Variance reduction is a way to use evaluations to "speed up" rollouts. That is, if a regular rollout takes 10,000 games to converge to a particular result, a rollout with variance reduction will converge much faster to the same result, say after 1,000 games.
If the evaluations are flawed, it doesn't affect what result the rollout will converge to, it just means it will take more games to converge.
Here's an analogy I thought up to convince myself it works. bgblitz can comment if the analogy is flawed in some ways, but I think it gets across the main point.
Quote:
Let's say you want to figure out what the average roll of one die is, but you don't know how to do the calculation. You could do a rollout -- roll a die a 100 times and you'd get the following rolls in roughly equal proportion:
1 2 3 4 5 6
Then you would average those 100 rolls and it would be around 3.5.
But let's say you had an evaluation function that knew three things --
6 is a little higher than average
1 is a little lower than average
6 occurs exactly as often as 1
Then you could do the same experiment again, but every time you see a 6, you know it's a little too high, so you subtract 1 from it. And when you see a 1, you know it's a little low, so you add 1 to it. This won't affect the average because you have a 1 in 6 chance of adding 1 and a 1 in 6 chance of subtracting 1. So now you get the following rolls in roughly equal proportion:
2 2 3 4 5 5
They still average out to 3.5, but they will converge faster to 3.5 than in the original experiment, as they're more closely clustered around 3.5. In other words, you'll need fewer rolls to get an accurate result.
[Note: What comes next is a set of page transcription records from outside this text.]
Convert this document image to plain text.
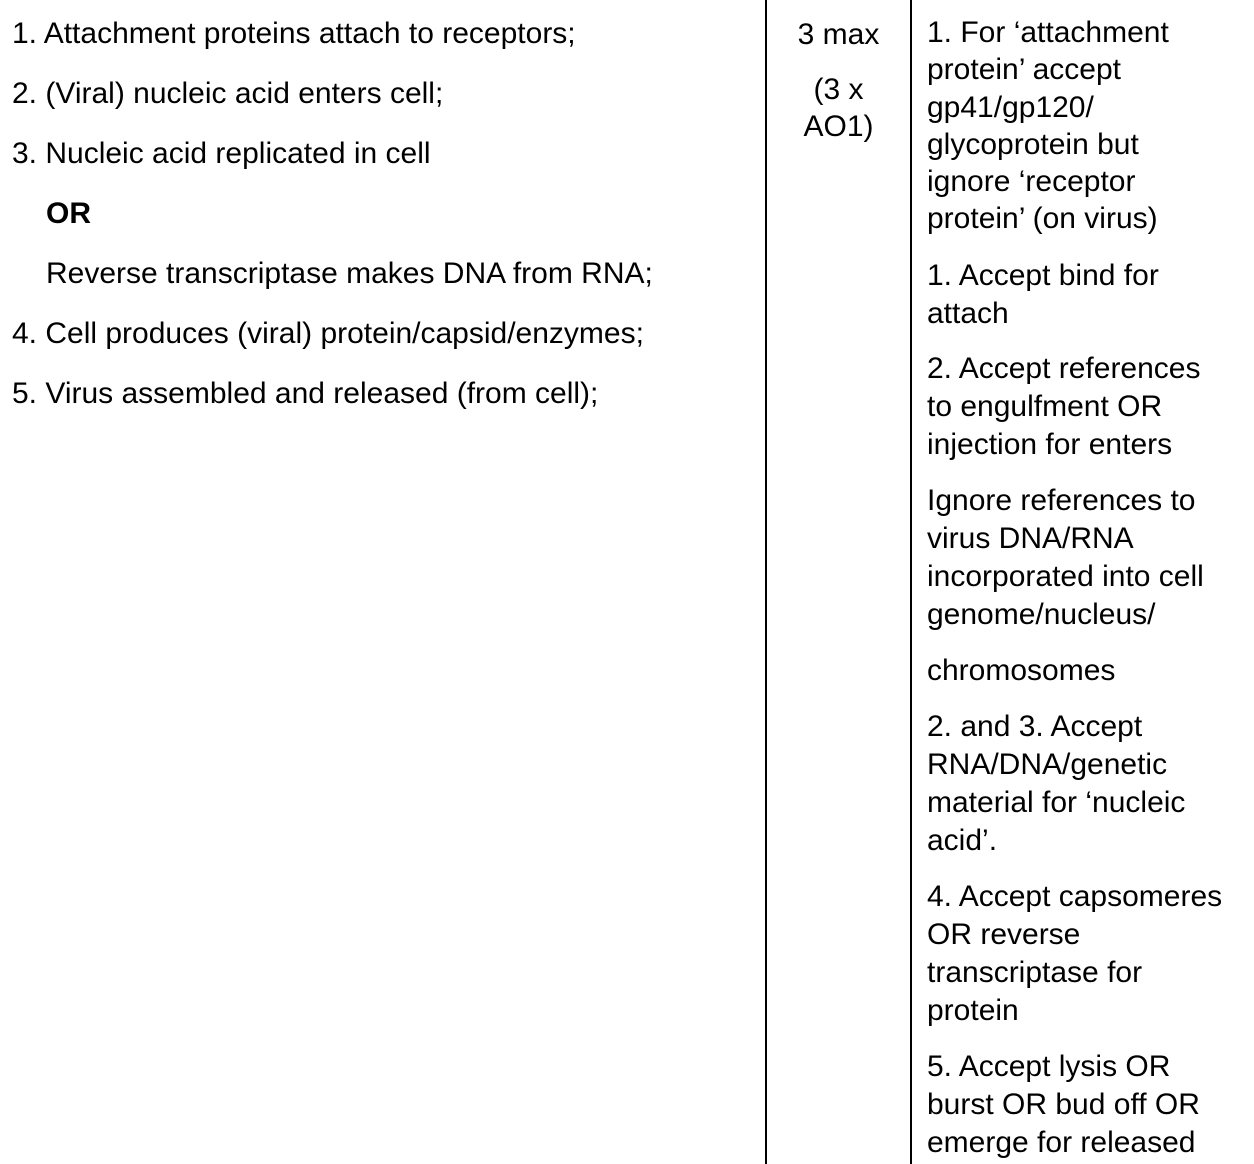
1. Attachment proteins attach to receptors;
2. (Viral) nucleic acid enters cell;
3. Nucleic acid replicated in cell
OR
Reverse transcriptase makes DNA from RNA;
4. Cell produces (viral) protein/capsid/enzymes;
5. Virus assembled and released (from cell);
3 max
(3 x
AO1)
1. For ‘attachment
protein’ accept
gp41/gp120/
glycoprotein but
ignore ‘receptor
protein’ (on virus)
1. Accept bind for
attach
2. Accept references
to engulfment OR
injection for enters
Ignore references to
virus DNA/RNA
incorporated into cell
genome/nucleus/
chromosomes
2. and 3. Accept
RNA/DNA/genetic
material for ‘nucleic
acid’.
4. Accept capsomeres
OR reverse
transcriptase for
protein
5. Accept lysis OR
burst OR bud off OR
emerge for released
Now what happens if your evaluation function is bad? Let's say it dumbly thinks 6 is too low and 1 is too high. Then after adjusting, you get the following rolls in roughly equal proportion:
0 2 3 4 5 7
They still average out to 3.5, but it will take longer to converge. An inaccurate evaluation function won't affect the final result, it will just affect how long it takes to converge on it. Luckily, XG's evaluation function is pretty good.